Ads to fill trolley funding gap
Miami’s popular trolley system is costing more money to operate than expected, and to help offset those operational costs city officials are willing to allow some advertising on the vehicles.
One Miami city commissioner said he’d hold his nose and vote yes to approve advertising on the sides of the “cute” people movers with wheels if it’ll help with the bottom line.
Commissioners all seem to love the free trolleys, and want to somehow keep them free.
That may prove more difficult as operating costs begin to swell, including the dollars needed to maintain and replace the trolleys as they age, officials were told Dec. 12.
Last week, the city commission approved a pilot program of ads for the trolleys, a move that will be monitored and tracked to see if it impacts the popularity of the trolleys. The vote saw commissioners approve an agreement with Van Wagner Miami LLC to handle the advertising for two years with options to renew.
In November 2011, the commission approved an agreement with the county that laid the framework for the trolley system. In the agreement, Miami commissioners voted for the system to be free, though they could still add a future fee structure.
At its inception, commission Chairman Marc Sarnoff opposed free service, saying then that fees would help avoid loiterers and help keep the trolleys clean.
Chairman Sarnoff, at last week’s meeting, admitted he’s a convert to the free ride concept. “I’m now a supporter of free trolleys,” Mr. Sarnoff said with a smile.
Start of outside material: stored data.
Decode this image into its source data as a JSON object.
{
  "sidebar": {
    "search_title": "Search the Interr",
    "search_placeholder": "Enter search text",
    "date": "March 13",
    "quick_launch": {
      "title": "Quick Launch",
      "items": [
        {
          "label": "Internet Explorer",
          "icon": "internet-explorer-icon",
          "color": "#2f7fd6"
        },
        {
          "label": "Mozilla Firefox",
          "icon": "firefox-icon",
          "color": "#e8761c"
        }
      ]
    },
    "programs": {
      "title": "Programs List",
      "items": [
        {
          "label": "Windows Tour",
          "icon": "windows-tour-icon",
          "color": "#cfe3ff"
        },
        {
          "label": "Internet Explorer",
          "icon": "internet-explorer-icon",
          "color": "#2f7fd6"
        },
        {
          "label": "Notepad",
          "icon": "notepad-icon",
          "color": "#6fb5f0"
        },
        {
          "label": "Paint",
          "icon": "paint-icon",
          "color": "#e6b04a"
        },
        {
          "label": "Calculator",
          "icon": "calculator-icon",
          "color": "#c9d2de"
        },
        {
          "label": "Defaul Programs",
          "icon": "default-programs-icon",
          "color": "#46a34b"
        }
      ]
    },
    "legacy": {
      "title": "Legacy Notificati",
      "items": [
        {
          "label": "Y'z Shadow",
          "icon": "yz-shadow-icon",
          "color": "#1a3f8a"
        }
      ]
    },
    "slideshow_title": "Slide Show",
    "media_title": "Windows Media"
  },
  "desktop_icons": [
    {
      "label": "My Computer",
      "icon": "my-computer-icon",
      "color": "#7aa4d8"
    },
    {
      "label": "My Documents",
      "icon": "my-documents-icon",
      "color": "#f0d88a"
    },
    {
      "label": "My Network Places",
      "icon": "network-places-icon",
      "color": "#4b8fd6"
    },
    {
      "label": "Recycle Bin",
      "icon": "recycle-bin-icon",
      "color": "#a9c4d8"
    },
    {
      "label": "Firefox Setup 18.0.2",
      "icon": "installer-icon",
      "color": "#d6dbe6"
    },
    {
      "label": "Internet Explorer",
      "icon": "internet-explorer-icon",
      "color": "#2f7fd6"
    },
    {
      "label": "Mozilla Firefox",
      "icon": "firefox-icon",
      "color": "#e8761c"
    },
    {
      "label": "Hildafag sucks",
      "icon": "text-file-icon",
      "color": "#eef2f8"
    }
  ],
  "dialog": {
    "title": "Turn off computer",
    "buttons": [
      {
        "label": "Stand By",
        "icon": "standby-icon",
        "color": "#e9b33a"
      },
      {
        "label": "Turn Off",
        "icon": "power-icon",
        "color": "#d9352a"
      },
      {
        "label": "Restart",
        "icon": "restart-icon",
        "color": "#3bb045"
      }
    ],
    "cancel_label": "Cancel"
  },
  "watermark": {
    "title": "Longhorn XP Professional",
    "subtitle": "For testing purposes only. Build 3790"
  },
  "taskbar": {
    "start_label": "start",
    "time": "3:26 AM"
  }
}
In an imperfect world, advertising on the trolleys can be “a money source” to help keep the trolleys free, said Mr. Sarnoff.
Assistant City Manager Alice Bravo spoke about the popular trolley system and its operational costs at last week’s meeting.
Currently, about $2.36 million is allocated to operate the trolleys for a year. However, existing operating costs are closer to $3.8 million, according to numbers Ms. Bravo provided.
Advertising on the trolleys is expected to bring in about $425,000 a year to the city.
Commissioner Frank Carollo mentioned the notable difference between revenue and expenses, and said unfortunately it means looking for cost reductions and efficiencies in how the system is run.
“I was adamant they be free,” Mr. Carollo said.
He spoke of the popularity of the trolleys, which have been “packed” in Coral Way and other areas of the city.
“I don’t like the advertisement. However, if it brings in revenue… I may have to bite my tongue and do it,” said Mr. Carollo. “I can count very well and [we will have to] subsidize it one way or the other.”
Commissioner Francis Suarez suggested tracking ridership after the ads are in place to see if advertising causes a drop in passengers.
“I agree [with other commissioners], part of the charm is the look [of the trolleys]… but we knew judgment day would come,” Mr. Suarez said, in reference to finding ways to help pay for the service.
Other cost factors to consider down the road are establishing a replacement program to retire older trolleys and upgrade the rubber-tired fleet. Ms. Bravo told commissioners they may have to look at replacements in three to five years.